Guided Response: Respond in a substantive way to at least two of your peers. Choose at least one point from your peer’s response that impacted your thinking on this subject, and explain why and how that particular comment resonated with you or caused you to think in a different way. Compare the implications for human personality development identified by your peers to those you identified, and suggest alternative conclusions where appropriate. Challenge ideas with which you disagree, and support your arguments.
Ashley’s Post:
Looking at the research that was performed on the rats in “The Great Rat Mother Switcheroo” (Webster, 2013) displayed motherly love by grooming the rats affectionately, which affected the rats on a genetic process level called epigenetics. The pups were interchanged among the high-licking and low-licking mothers throughout this experiment. The pups that belonged to the high-licking mothers were placed with the mothers who had low-licking behaviors. The pups who were born and raised by mothers with the high-licking behaviors became low stress adults while pups born and raised by mothers with low-licking behaviors became high stress adults. These qualities were transpired down to the off-spring with a reoccurring cycle.

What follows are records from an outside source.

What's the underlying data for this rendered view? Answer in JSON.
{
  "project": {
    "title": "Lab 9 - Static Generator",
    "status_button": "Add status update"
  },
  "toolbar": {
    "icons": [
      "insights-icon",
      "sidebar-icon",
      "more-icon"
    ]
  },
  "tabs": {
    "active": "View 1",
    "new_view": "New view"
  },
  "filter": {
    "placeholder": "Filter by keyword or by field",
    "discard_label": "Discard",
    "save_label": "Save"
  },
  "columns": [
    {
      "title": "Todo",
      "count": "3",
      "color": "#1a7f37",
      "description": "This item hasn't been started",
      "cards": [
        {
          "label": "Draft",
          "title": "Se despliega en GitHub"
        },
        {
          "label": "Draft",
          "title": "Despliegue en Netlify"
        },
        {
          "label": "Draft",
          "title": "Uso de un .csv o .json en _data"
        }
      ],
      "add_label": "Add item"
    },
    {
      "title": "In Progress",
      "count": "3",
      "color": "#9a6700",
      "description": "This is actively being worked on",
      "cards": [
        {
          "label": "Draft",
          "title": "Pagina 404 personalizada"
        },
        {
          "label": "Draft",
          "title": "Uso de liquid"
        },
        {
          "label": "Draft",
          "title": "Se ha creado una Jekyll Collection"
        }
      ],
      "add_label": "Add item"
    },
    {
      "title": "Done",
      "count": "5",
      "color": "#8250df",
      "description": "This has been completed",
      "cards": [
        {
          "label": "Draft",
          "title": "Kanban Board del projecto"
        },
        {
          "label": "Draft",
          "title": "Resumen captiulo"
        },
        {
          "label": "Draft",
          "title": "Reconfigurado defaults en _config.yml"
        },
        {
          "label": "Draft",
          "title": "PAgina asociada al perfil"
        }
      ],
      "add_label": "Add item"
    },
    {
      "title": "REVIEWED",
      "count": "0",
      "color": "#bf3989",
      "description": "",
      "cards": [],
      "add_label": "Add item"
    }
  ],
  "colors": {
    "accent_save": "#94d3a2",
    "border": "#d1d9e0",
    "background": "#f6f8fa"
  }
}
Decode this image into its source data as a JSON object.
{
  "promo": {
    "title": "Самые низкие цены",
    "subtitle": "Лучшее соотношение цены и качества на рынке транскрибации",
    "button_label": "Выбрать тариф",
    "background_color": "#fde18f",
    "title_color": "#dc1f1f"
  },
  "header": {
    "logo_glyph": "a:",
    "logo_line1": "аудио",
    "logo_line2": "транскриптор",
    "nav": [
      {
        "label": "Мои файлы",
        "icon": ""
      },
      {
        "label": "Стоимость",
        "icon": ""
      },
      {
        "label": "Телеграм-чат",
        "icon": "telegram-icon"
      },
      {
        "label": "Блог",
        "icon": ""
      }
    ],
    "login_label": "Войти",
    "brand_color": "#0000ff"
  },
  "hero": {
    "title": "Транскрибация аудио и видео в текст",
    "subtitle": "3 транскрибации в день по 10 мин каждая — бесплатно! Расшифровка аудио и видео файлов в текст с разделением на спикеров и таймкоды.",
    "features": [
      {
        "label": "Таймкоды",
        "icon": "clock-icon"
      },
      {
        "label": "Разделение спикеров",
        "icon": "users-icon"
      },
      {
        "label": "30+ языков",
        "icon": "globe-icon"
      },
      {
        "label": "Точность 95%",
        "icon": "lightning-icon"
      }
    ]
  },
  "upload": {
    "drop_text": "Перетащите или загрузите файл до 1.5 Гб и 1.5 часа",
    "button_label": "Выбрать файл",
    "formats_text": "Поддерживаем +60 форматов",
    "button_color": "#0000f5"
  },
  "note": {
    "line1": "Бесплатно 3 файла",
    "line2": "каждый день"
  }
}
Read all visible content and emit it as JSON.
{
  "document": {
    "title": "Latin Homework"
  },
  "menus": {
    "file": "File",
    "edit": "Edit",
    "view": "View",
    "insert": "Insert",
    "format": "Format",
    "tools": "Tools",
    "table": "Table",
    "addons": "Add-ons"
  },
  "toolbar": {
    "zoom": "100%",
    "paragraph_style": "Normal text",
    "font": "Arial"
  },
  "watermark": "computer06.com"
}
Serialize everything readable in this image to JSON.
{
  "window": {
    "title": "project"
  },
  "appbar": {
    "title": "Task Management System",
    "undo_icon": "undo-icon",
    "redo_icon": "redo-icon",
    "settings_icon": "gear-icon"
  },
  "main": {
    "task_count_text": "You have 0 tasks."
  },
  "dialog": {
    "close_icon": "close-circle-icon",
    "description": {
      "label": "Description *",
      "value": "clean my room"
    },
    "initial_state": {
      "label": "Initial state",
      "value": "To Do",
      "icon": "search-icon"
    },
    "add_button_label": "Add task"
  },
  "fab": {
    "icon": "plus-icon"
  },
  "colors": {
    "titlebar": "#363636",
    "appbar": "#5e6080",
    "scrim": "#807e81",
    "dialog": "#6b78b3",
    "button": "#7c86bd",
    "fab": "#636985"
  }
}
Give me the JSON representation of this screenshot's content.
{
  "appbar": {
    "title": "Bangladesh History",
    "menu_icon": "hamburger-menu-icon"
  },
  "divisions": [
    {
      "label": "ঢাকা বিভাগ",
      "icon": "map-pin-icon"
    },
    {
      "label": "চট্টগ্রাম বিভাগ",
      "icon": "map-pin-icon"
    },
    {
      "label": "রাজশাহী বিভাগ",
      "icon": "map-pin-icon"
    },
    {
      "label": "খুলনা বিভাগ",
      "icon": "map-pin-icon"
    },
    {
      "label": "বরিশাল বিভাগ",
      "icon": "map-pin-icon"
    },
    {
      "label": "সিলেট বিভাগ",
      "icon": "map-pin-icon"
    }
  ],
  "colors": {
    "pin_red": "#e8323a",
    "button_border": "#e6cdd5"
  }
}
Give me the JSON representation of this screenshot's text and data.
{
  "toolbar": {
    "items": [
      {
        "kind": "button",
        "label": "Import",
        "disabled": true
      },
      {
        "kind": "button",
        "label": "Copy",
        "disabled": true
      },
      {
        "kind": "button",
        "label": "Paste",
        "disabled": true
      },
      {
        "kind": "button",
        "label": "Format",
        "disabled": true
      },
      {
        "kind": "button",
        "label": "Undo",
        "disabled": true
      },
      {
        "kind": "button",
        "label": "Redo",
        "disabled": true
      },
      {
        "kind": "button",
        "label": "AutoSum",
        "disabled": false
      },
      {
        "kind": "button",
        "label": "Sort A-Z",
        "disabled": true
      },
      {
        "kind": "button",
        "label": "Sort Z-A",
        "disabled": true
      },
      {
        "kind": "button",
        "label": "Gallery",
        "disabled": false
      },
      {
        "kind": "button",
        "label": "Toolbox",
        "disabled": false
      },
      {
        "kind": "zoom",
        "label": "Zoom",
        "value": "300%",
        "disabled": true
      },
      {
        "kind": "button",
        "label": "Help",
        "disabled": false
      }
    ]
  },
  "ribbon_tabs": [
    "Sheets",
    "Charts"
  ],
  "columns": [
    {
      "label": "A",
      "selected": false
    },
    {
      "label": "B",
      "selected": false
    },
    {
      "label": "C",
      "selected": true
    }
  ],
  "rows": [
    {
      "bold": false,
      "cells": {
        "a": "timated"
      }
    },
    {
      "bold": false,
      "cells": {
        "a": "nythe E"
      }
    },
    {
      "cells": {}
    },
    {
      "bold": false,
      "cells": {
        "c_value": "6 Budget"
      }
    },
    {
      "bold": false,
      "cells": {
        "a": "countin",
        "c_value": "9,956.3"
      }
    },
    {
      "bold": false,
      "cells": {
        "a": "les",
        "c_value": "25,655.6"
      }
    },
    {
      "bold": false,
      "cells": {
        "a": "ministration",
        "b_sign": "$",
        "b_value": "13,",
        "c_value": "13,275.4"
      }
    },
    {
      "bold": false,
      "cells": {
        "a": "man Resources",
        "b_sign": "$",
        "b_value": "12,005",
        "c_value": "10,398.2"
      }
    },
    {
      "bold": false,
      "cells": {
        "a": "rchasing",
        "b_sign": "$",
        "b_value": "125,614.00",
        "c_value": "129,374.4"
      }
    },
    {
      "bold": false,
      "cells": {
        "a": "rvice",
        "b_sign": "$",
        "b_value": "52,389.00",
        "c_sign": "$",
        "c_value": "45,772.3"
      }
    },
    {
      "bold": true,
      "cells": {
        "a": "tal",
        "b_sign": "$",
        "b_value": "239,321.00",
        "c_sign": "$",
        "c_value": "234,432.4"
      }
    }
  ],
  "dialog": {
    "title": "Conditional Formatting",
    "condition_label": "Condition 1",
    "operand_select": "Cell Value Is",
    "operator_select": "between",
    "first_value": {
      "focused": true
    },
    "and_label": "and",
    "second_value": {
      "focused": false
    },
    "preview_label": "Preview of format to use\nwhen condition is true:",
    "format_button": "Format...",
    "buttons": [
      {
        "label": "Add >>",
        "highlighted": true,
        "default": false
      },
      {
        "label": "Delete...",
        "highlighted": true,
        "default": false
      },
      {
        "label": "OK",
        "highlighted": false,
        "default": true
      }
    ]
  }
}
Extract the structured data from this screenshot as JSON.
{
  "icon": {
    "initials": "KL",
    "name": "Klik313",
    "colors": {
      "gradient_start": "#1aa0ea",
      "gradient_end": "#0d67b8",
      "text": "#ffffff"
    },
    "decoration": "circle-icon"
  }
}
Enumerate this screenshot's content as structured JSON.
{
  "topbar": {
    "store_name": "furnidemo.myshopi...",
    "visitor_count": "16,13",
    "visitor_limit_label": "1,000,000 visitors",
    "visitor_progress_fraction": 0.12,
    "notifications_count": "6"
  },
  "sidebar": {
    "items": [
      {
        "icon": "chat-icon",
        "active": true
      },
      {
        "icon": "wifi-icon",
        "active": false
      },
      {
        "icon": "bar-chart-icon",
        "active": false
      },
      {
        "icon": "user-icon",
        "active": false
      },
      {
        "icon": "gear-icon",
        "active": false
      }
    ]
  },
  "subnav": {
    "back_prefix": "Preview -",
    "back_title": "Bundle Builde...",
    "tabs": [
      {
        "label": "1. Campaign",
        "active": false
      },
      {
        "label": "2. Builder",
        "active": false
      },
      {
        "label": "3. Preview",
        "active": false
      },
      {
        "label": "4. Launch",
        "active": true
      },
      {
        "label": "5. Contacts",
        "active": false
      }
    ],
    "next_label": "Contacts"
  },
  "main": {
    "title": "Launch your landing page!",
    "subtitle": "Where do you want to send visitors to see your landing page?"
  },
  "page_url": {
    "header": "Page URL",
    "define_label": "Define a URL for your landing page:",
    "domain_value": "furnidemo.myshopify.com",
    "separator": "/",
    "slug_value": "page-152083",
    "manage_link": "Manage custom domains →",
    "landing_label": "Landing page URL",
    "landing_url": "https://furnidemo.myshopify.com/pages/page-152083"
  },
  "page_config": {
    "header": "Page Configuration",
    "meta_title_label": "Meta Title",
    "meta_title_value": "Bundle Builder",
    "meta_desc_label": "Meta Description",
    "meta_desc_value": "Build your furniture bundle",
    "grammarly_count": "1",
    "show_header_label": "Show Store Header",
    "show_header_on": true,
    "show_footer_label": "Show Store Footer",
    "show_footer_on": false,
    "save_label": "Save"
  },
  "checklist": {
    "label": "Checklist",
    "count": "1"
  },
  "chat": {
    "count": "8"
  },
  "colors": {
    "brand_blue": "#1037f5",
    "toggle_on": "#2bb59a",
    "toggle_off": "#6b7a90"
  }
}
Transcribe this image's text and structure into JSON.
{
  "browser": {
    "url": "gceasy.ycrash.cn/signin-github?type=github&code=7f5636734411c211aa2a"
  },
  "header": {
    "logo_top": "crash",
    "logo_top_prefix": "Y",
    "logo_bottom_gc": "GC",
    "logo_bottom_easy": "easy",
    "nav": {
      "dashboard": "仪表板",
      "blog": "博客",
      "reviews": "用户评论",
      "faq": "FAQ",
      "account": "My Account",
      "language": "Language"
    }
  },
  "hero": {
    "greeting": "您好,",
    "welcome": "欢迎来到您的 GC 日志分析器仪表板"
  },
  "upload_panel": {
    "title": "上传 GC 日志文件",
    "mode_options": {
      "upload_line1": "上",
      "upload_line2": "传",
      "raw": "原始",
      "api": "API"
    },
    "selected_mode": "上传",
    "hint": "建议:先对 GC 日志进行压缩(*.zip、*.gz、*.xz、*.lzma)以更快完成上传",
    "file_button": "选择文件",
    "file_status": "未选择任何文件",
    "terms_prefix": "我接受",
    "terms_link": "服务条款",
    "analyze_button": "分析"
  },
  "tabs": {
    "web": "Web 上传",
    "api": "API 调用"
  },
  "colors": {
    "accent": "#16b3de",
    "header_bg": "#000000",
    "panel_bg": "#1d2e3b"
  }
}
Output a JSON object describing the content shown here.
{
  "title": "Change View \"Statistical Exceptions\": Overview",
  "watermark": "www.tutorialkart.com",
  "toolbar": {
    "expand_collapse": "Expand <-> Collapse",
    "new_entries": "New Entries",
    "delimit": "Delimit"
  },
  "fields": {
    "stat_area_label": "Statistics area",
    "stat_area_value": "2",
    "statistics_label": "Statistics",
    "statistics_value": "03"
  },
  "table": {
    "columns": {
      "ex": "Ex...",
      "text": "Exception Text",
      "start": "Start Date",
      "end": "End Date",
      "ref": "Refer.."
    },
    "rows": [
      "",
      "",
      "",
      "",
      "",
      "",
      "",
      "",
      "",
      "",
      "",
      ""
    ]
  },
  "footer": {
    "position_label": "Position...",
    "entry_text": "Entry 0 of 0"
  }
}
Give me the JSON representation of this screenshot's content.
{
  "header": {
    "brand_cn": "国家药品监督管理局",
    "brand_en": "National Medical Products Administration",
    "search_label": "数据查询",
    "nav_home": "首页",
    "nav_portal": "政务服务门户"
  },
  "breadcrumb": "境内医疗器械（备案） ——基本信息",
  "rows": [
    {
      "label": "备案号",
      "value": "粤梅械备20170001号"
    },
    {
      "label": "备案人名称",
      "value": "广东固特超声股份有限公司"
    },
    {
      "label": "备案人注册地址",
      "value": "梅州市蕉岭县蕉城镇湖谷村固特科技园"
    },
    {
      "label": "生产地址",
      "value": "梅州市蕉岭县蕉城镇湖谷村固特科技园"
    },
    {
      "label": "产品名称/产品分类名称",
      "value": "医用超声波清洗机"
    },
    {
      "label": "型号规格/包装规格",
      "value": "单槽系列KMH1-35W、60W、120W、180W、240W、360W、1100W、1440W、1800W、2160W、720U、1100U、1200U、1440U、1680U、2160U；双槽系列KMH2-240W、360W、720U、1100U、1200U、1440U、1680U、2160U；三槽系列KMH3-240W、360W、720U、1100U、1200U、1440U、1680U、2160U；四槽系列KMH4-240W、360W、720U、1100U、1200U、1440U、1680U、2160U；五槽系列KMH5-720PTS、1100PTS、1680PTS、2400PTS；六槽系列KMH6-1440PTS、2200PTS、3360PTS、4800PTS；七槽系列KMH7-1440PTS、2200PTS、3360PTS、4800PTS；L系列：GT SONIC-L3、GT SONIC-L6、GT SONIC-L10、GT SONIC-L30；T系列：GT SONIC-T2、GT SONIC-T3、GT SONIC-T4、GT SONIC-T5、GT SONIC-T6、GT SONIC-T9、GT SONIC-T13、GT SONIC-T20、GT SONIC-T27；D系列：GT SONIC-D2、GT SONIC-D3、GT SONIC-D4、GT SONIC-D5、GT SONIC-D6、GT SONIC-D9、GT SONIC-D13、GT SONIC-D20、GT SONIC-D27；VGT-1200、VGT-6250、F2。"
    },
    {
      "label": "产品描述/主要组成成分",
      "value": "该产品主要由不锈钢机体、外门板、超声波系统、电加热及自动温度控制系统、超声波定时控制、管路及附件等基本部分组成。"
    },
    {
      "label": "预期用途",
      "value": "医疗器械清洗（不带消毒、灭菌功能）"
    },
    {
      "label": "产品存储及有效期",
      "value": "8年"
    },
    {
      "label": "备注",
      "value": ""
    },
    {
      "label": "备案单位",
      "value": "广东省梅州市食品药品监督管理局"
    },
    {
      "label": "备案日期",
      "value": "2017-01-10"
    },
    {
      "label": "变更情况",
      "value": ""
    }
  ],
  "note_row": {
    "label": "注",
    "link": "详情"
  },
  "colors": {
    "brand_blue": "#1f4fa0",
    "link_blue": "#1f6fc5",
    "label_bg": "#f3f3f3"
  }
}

Children who have encountered neglect or abusive parents will carry high stress in their adult life. When a person encounters an early trauma, the balance of emotional arousal could possibly overcome the mind that is being developed and also may alter the developmental structure of the brain (Lecci, 2015). Consequences of living with high stress can lead to mental illness and maladaptive behaviors. According to Weaver et al (2004), “the hypothesis that maternal care alters DNA methylation, these changes are stably maintained into adulthood” (p.2). This is extremely important information for us to assist those who have experienced a traumatic childhood that resulted in maladaptive behaviors or mental illness that carried over into later life. In efforts to make changes, therapy and dieting is a start. Applying one without the other will not be sufficient enough.
The proposal of how effectively the mother loves her child could possibly influence a child on a genetic level demolishing the “nature vs. nurture” dispute. In my opinion, it is presented that there can be positive or negative results on one another. “Epigenetics is a system that turns our genes on and off. The process works by chemical tags, known as epigenetic marks, attaching to DNA and telling a cell to either use or ignore a particular gene” (Weaver et al, 2004). In other words, genes are controlled due to the social surroundings we are in.